衆院選挙区画定審議会は16日、選挙区定数「10増10減」を反映した新たな区割り案を岸田文雄首相に勧告した。「1減」となる和歌山県では、県北部の2区が分割され、1区(和歌山市)と、3区(県中南部)にそれぞれ統合される。標高約千メートル級の峰々に囲まれた世界遺産・高野山(高野町)と、直線距離で80キロ以上離れた本州最南端・串本町が同じ選挙区となる。

高野町から串本町まで車で移動する場合、高速道路を利用しても移動時間は約3時間。移動距離は180キロを超える。12日間の選挙戦でくまなく選挙区を回るのは難しく、関係者から困惑や不満の声が聞かれた。

自民党県連の関係者は「選挙カーで回るにしても人家のない山道をひた走ることになる。(効率よく)『一筆書き』で周遊できなくなり、同じ場所を2回訪れるのは難しいのでは」と打ち明ける。

人口比を反映しやすいとされる「アダムズ方式」を踏まえた区割り案には県内でも不満が根強く、3区選出の自民党元幹事長、二階俊博衆院議員も、これまで「選挙や政治は人口だけで考えるものではない」「(政治家の)命乞いに聞こえるが、そうではない。(選挙区を)1回減らしたら、もう戻ってこない」などと不満を訴えてきた。

二階氏の後援会「新風会」の榎本長治連合会長は「(2区と3区は)住民相互の接触も少なく抱える課題も違うのに、人口だけで決めていいのか。『国土の均衡ある発展』に逆行する」と憤る。

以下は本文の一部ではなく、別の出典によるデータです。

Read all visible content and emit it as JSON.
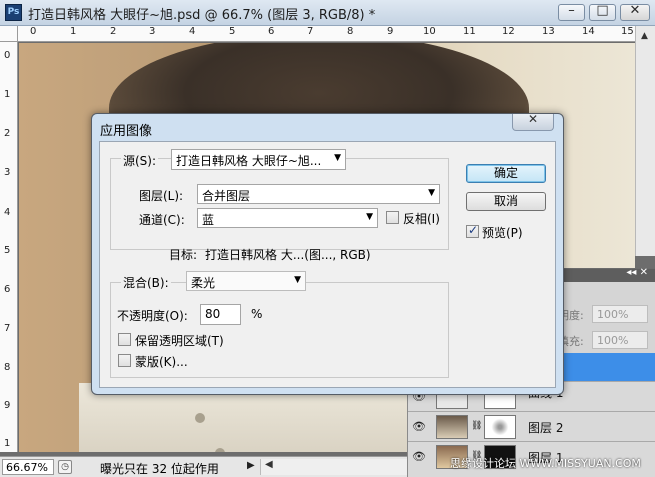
{
  "window": {
    "title": "打造日韩风格 大眼仔~旭.psd @ 66.7% (图层 3, RGB/8) *",
    "app_icon": "Ps"
  },
  "rulers": {
    "top_labels": [
      "0",
      "1",
      "2",
      "3",
      "4",
      "5",
      "6",
      "7",
      "8",
      "9",
      "10",
      "11",
      "12",
      "13",
      "14",
      "15"
    ],
    "left_labels": [
      "0",
      "1",
      "2",
      "3",
      "4",
      "5",
      "6",
      "7",
      "8",
      "9",
      "1"
    ]
  },
  "dialog": {
    "title": "应用图像",
    "source_label": "源(S):",
    "source_value": "打造日韩风格 大眼仔~旭...",
    "layer_label": "图层(L):",
    "layer_value": "合并图层",
    "channel_label": "通道(C):",
    "channel_value": "蓝",
    "invert_label": "反相(I)",
    "invert_checked": false,
    "target_label": "目标:",
    "target_value": "打造日韩风格 大...(图..., RGB)",
    "blending_label": "混合(B):",
    "blending_value": "柔光",
    "opacity_label": "不透明度(O):",
    "opacity_value": "80",
    "opacity_unit": "%",
    "preserve_transparency_label": "保留透明区域(T)",
    "preserve_transparency_checked": false,
    "mask_label": "蒙版(K)...",
    "mask_checked": false,
    "ok_label": "确定",
    "cancel_label": "取消",
    "preview_label": "预览(P)",
    "preview_checked": true
  },
  "layers_panel": {
    "opacity_label": "明度:",
    "opacity_value": "100%",
    "fill_label": "填充:",
    "fill_value": "100%",
    "layers": [
      {
        "name": "曲线 1"
      },
      {
        "name": "图层 2"
      },
      {
        "name": "图层 1"
      }
    ]
  },
  "status_bar": {
    "zoom": "66.67%",
    "message": "曝光只在 32 位起作用"
  },
  "watermark": "思缘设计论坛 WWW.MISSYUAN.COM"
}
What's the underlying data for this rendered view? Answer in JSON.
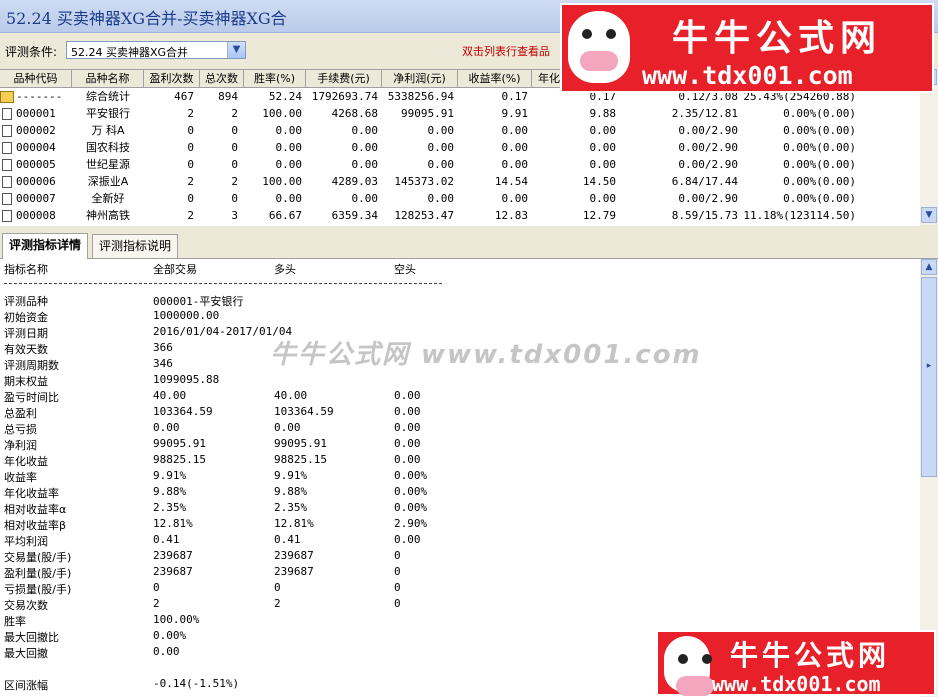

串本町に近い捕鯨の町・太地町の三軒一高(さんげん・かずたか)町長は「地方の声が届かなくなる」と訴える。ただ今回の区割り案を覆すことは難しく、高野町の平野嘉也町長は「地方の実情を国に訴えるためにも、今後は、新しく同じ選挙区になる首長らと交流を深めていく必要がある」と話した。